宝级神兵,如苏青黄手中碎星,尽是死物。什么吹毛断发,摧金裂石,形容的词语再过华丽,铸造的再过精良,也仅止步于锋利。
当然,在市井寻常人眼中,这些仍是万金难得的珍宝,唯有公卿侯爵才有资格将其收入府中。
与人相比,也就是每日面朝黄土,终日碌碌无为的田间乡民,这辈子大字不识一箩筐,只想着怎么填饱肚皮,不会再有心思往上升上一步,能寿终正寝就是大幸。
宝级往上是灵级,它们也是死物,不过又添了不少其他用处。比如封禁器物,磨砺心性,增幅周身之炁,因为材质稀罕,一般无根浮萍的山林野修能侥幸得之一件,几乎立刻将其看作身家性命之重,偶有一两件流传于市井,也会被有慧眼的皇室贵胄花费大代价藏于阁内,以作传世之物。
它们便如同参加科举的士子,有出彩登科的,自会被上头官家看上一眼,但能否出头,全凭自身。
其中绝大部分兴许终其一生,也是碌碌无为,没有半点精进,但与乡下白丁相比,总是多了那么一点精气神,也就多了那么点遥不可及的期望。
至于这最后的天地双级,那才是真正的了不得。
它们不仅应天地气运而生,天生的一股灵性,经后天调教生出器灵,神智可不弱于人。
更因背负气运,所以可为无上仙家压制住一整座山的千百年气运。
这种宝物,一经出世,自当天生异象,所以断然不会流入市井之中。
它们正如世间将军与帝王,身份尊贵无匹,却也没有太过严格的分别。毕竟这世间帝王被将军权臣夺权架空,最后玩上一出勉为其难黄袍加身的戏码,并不算有多罕见。
苏青黄估摸着,凌烟阁的撞天钟便是到了地级,是压住整个凌烟十二峰的绝世宝物,而曾经被郑观风所使用的方盒子,苏青黄不太能看得出。

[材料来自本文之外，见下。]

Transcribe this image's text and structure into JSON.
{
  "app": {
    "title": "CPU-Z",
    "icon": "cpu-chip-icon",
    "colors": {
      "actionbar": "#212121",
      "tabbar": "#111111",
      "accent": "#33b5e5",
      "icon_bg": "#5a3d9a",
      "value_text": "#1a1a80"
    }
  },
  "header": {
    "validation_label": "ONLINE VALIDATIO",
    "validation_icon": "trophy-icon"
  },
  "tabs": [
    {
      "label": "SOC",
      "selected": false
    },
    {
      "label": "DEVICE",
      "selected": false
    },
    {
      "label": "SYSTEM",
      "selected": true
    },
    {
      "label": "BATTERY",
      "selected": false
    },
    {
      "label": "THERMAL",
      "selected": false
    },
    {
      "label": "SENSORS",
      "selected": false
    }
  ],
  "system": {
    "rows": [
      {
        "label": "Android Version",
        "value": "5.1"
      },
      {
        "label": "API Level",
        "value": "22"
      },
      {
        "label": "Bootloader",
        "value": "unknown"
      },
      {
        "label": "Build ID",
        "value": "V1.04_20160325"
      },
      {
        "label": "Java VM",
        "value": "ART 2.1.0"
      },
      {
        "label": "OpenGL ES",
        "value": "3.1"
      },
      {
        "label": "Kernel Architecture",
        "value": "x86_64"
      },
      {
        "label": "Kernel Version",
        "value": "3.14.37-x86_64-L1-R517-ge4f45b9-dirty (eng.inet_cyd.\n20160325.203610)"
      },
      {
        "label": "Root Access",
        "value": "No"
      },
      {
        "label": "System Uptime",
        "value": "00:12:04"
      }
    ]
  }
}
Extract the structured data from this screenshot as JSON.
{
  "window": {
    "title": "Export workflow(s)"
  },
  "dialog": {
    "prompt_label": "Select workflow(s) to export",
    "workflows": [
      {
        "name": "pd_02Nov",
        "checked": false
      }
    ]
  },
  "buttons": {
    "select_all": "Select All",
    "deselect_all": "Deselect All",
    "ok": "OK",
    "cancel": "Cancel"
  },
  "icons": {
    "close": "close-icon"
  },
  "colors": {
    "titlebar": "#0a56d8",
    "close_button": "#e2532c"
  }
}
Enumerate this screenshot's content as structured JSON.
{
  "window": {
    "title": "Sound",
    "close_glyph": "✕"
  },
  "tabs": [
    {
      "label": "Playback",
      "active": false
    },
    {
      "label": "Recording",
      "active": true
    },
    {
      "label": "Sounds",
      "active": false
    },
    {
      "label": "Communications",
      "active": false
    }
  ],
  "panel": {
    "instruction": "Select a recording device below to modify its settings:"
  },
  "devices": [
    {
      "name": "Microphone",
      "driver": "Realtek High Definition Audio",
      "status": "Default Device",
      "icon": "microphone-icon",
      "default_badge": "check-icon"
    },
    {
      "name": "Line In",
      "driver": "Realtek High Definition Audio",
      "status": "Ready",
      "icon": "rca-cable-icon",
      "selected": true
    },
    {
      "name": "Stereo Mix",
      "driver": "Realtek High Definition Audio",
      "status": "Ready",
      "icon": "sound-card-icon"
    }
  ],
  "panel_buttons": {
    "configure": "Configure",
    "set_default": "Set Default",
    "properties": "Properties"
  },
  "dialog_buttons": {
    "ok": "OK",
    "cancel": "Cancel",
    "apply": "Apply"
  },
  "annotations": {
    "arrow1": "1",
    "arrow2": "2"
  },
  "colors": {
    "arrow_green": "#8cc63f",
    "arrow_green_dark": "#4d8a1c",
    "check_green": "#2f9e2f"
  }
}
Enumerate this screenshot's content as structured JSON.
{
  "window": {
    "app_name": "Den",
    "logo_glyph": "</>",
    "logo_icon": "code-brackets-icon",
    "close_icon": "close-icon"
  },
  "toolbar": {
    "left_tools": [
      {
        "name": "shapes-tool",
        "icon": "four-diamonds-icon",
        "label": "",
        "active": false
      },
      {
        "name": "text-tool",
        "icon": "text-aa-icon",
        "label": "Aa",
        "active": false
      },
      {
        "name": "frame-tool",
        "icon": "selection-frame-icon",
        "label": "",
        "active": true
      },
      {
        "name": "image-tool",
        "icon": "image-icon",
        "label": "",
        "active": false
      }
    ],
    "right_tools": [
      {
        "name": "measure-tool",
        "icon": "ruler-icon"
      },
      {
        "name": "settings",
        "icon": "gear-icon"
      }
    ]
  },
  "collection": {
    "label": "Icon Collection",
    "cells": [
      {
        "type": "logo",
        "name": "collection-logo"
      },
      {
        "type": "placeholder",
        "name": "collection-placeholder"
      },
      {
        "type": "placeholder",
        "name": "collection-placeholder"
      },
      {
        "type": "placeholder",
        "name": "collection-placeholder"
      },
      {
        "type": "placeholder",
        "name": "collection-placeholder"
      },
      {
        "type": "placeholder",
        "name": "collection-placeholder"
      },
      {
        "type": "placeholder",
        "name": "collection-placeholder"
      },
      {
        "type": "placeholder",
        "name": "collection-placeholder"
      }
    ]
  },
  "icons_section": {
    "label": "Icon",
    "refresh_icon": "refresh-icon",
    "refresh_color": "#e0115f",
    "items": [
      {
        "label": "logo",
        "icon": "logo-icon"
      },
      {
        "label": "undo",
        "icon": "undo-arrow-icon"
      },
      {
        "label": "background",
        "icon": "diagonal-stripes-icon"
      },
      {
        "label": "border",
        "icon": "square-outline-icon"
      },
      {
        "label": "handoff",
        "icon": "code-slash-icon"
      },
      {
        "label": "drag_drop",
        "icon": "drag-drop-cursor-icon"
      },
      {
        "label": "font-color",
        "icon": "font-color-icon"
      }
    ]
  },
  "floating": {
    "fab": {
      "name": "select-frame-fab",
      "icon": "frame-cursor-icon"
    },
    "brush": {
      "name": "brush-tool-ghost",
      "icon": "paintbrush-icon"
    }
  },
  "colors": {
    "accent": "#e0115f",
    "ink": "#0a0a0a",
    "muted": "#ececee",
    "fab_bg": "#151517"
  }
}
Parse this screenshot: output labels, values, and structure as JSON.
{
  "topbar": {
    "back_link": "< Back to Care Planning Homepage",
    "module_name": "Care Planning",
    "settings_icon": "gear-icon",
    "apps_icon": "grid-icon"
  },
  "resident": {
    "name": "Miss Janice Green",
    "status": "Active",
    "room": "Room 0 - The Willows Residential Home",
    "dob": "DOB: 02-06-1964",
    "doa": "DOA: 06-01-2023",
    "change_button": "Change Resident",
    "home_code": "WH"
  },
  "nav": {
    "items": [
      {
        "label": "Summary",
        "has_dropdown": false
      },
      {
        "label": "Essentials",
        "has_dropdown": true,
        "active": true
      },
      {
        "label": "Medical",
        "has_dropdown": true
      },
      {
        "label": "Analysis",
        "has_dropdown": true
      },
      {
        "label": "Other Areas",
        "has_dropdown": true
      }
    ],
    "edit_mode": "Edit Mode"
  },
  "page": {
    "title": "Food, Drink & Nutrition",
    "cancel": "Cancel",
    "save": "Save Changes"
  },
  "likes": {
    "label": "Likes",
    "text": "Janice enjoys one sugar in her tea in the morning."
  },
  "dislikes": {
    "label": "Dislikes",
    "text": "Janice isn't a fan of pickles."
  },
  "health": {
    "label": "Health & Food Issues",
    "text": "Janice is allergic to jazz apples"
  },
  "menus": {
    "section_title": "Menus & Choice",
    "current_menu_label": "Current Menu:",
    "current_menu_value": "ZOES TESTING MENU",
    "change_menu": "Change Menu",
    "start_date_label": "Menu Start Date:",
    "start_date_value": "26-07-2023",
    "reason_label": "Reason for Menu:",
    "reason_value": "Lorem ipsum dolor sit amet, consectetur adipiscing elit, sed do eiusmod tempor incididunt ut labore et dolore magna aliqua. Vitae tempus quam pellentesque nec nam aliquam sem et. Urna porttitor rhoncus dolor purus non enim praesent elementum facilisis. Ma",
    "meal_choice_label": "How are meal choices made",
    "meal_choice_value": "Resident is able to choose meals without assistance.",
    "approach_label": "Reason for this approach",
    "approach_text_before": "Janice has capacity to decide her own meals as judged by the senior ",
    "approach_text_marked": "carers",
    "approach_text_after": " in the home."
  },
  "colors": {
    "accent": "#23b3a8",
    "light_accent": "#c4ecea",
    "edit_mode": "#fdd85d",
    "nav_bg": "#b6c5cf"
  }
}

按理说,那也应当是地级之物,却又不太像,总觉得失了一份神韵,至于后来某位离合境所使的灵级飞剑,以注灵法门强聚出个器灵样子,其实就是草台班子唱大戏,猴子套上个戏服,沐猴而冠,还真以为自己是帝王将相,真是狗肉上不得席面,贻笑大方。
“山河封卷,看来老负你先前说的没错,这是公输后来的徒子徒孙们所制万里长廊的仿品。”苏青黄掂量了一下手中画卷,手感极好,尤其两侧画轴,滑腻若肌肤。
不同于吴姑娘手上三寸那宛若美人常佩戴的绝好青玉,温暖带小凉。
而是同秦姑娘手上一样,像是刚好可入口却仍带三分暖意的白水,再挑剔的人也不至于挑出半点毛病。
听着识海里的动静,苏青黄估计老负是把自己的苦胆汁都给吐出来了,哎,忘了他早是个没有实体的可怜虫,连身子也没了,自然不会有苦胆。
一盏茶的功夫,老负才哼哼唧唧,小声说道:“老子,老子虽没有行遍世间万里路,却也读过世间万卷书,就我这眼力,又怎么会走眼。”
“那就让我来将它摊开吧,让我看看,山河封卷,到底描绘的是怎样的锦绣河山。”说着,苏青黄将手中画卷猛的摊开。
“这是。”
“这是。”
画卷拉开的一瞬,老负与苏青黄,二者皆舌桥不下,哑口无言。
白色绢布上,并没有他们料想中的绘有万里社稷,草木河山。而是,一卷被世人早已遗忘,掩埋于历史长河之中不知多少个百年的尘埃往事。